Jesus Christ came to fulfill the law and the prophets, and, out of His filial consciousness of God, He propounded answers to the practical demands of His time. His doctrine of God the Father was a philosophy of Nature and life which transcended all dualism. In the kingdom of heaven, the good would ultimately prevail over the evil. The law of love expressed the ideal of conduct for man as individual, and in his relation to society and to God, the supreme and ultimate reality. This teaching was given in the form of revelation, without any trace of speculation.

(2) Apostolic Teaching:

The apostolic writings built upon the teaching and person of Jesus Christ. Their ruling ideas are the doctrines which He taught and embodied. In Paul and John, they are realized as mystical experiences which are expressed in doctrines of universal love. But we may also discover in the apostolic writings at least three strands of speculative philosophy. (a) Paul employed arguments from natural theology, similar to those of the Stoics (Acts 14:15-17; 17:22-31; Rom 1:19 ff), which involved the principles of the cosmological and teleological arguments. (b) John employs the Philonic term "Logos" to interpret the person of Christ in His universal relation to God, man and the world; and the main elements of Philo's scheme are clearly present in his doctrine, though here it is no abstract conception standing between God and man, but a living person uniting both (Jn 1:1-18). Although the term "Logos" is not mentioned, in this sense, in Paul or Hebrews, the Philonic conception has been employed by both writers (Rom 5:8; 8:29; 1 Cor 15:24,25; 2 Cor 5:18,19; Phil 2:6; Col 1:15-17; 2:9,10; Heb 1:1-3,5,6). Paul also expresses his conception of Christ as the manifestation of God under the category of wisdom (1 Cor 1:20; 2:7; Eph 1:8; Col 2:3). (c) Both in Paul and He appear original speculations designed to interpret individual experience and human history as they culminate in Christ. Paul's interpretation consists of a series of parallel antitheses, flesh and spirit, sin and righteousness, law and grace, works and faith, Adam and Christ. But the author of He adopts the Platonic view that the world of history and phenomena is but the shadow or suggestion of the spiritual and eternal reality which lies behind it, and which partially expresses itself through it.

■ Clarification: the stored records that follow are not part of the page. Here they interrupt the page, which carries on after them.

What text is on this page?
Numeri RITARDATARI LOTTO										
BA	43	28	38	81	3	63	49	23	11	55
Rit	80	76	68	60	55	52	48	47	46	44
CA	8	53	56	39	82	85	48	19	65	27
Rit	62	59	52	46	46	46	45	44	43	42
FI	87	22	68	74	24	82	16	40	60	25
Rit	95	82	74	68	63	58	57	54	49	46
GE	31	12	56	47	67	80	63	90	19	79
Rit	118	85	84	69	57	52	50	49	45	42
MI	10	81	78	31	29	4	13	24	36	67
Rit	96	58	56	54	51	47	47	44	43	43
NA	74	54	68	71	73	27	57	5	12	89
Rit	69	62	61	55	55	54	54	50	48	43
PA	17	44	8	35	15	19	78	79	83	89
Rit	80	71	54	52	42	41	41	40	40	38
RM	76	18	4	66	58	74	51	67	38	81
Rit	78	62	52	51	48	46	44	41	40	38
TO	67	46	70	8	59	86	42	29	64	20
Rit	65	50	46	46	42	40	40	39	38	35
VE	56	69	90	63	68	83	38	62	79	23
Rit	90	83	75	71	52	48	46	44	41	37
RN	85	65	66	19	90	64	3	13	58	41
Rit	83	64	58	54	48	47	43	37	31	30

(3) Attitude of New Testament Writers toward Philosophy:

In the one place in which the term philosophy appears in the New Testament (Col 2:8), it seems to mean "subtle dialectics and profitless speculation .... combined with a mystic cosmogony and angelology" (Lightfoot, at the place), the first beginnings of Gnosticism in the Christian church. Paul warns his readers against it, as he also does the Corinthians against the "wisdom" of the Greeks (1 Cor 1:19 ff; 2:5,6). A similar tendency may be in view in the warning to Timothy against false doctrines (1 Tim 1:4; 4:3; 2 Tim 1:14,16 ff). But with the true spirit of philosophy, as the pursuit of truth, and the endeavor to express more fully and clearly the nature of reality, the spirit and work of the New Testament writers were in complete accord.

LITERATURE.

Introductions to philosophy by Kulpe, Paulsen, Hoffding, Watson and Mackenzie. Histories of Greek philosophy by Ritter and Preller, Burnet, and Zeller, and of general philosophy by Erdmann, Ueberweg, Windelband and Rogers; E. Caird, The Evolution of Theology in the Greek Philosophies; Hists of the Jews by Schurer, Graetz and Kent; Old Testament Theologies by Schultz and Davidson; New Testament Theologies by Beyschlag and Weinel; Philo's works and treatises thereon by Dahne, Gfrorer and Drummond; Harnack, What Is Christianity? Bigg, The Christian Platonists of Alexandria; Lightfoot, Colossians.